Regarding my personal climbing track record, the grade-softening had some effects; most of my first ascents of the years got upgraded, among others “Weiße Rose” from 8c+ to 9a/9a+ and “Open Air” from 9a to 9a+. Thanks to today’s softer grading, “Open Air” or maybe even “Weiße Rose” were the first confirmed routes of the grade 9a+.


Many years have passed since then and without any doubt, the level of the top-climbers has increased dramatically. This is very much visible through the almost uncountable number of 9a-route-ascents. This made it possible that finally a new horizon emerged. Undoubtedly, Chris Sharma is the first who made a real step forward with the successful climb of his mega-project “Jumbo Love”. Still, Chris seems to be the most visionary climber and his climbing skills are apparently simply said: phenomenal! And the young Adam Ondra seems to be currently the climber with the biggest potential and the one with the broadest vision for climbing of all sport climbers.


But it’s a shame that the uniqueness of the extraordinary achievements by Sharma and Ondra are impaired by the dubious achievements by other climbers. If any one wants to claim that they are as good as Sharma or Ondra they need to show these skills not just in one hit wonder-routes, but demonstrate their abilities in many, many other occasions…

Judging by the media, “Jumbo Love” is considered to be the most difficult sport climb today. And well, this assumption is reasonable!
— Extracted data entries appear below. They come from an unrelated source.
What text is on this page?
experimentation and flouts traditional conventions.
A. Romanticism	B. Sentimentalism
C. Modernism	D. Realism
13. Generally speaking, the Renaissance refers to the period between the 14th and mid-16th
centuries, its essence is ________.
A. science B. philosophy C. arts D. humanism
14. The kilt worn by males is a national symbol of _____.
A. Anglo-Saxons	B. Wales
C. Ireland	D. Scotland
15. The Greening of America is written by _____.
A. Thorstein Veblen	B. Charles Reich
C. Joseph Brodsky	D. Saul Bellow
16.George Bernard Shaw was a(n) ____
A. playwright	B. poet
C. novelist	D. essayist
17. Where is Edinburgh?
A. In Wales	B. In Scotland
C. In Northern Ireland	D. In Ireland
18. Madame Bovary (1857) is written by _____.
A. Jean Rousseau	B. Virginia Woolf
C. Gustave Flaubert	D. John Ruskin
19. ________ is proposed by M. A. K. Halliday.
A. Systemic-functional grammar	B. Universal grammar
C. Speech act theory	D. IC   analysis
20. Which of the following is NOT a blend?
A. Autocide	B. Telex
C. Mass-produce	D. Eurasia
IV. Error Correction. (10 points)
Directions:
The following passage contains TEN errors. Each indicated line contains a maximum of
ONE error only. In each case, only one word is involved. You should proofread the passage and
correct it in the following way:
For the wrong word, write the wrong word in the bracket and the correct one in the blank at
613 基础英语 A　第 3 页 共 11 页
We know the skills of Sharma, which he demonstrated with ascents such as “Realisation”, “La Rambla”, “Es Pontas”, “Golpe del Estado” and “Neanderthal”. The funny thing is that, when I look through all the magazines, the routes “Chilam Balam” and “Akira” are still registered as harder than “Jumbo Love”!? As if the performance of Sharma would be kindergarden-like! Just consider how long the road for Chris Sharma was to get into position to climb a route like “Jumbo Love”. And how strong Sharma is compared to others! He created his credibility by the demonstration of his skills through countless ascents and this is absolutely imperative in the climbing community, as we don’t want to have judges approving ascents! And Chris Sharma well deserves this credibility. He worked hard in order to get it! In contrast, others are not willing to be open and transparent enough in order for us to believe them. As we do not have referees and judges, climbing has to come along with transparency and credibility.

To trust blindly the word of humans is stupid – we should have learned this from history. Climbing is a sport with no judges, no referees, no independent body governing setting the rules and controlling that we follow them. Climbing works on the basis of trust and credibility. I would wish that the future of climbing again saw such strong characters and opinion leaders, as in the days of Wolfgang Güllich and Ben Moon. It would be very, very beneficial for our small climbing world. For this reason I‘m happy to see Adam Ondra who is not only a super-strong climber but has a broader vision for climbing that others - he may well be leading climbing into a promising future.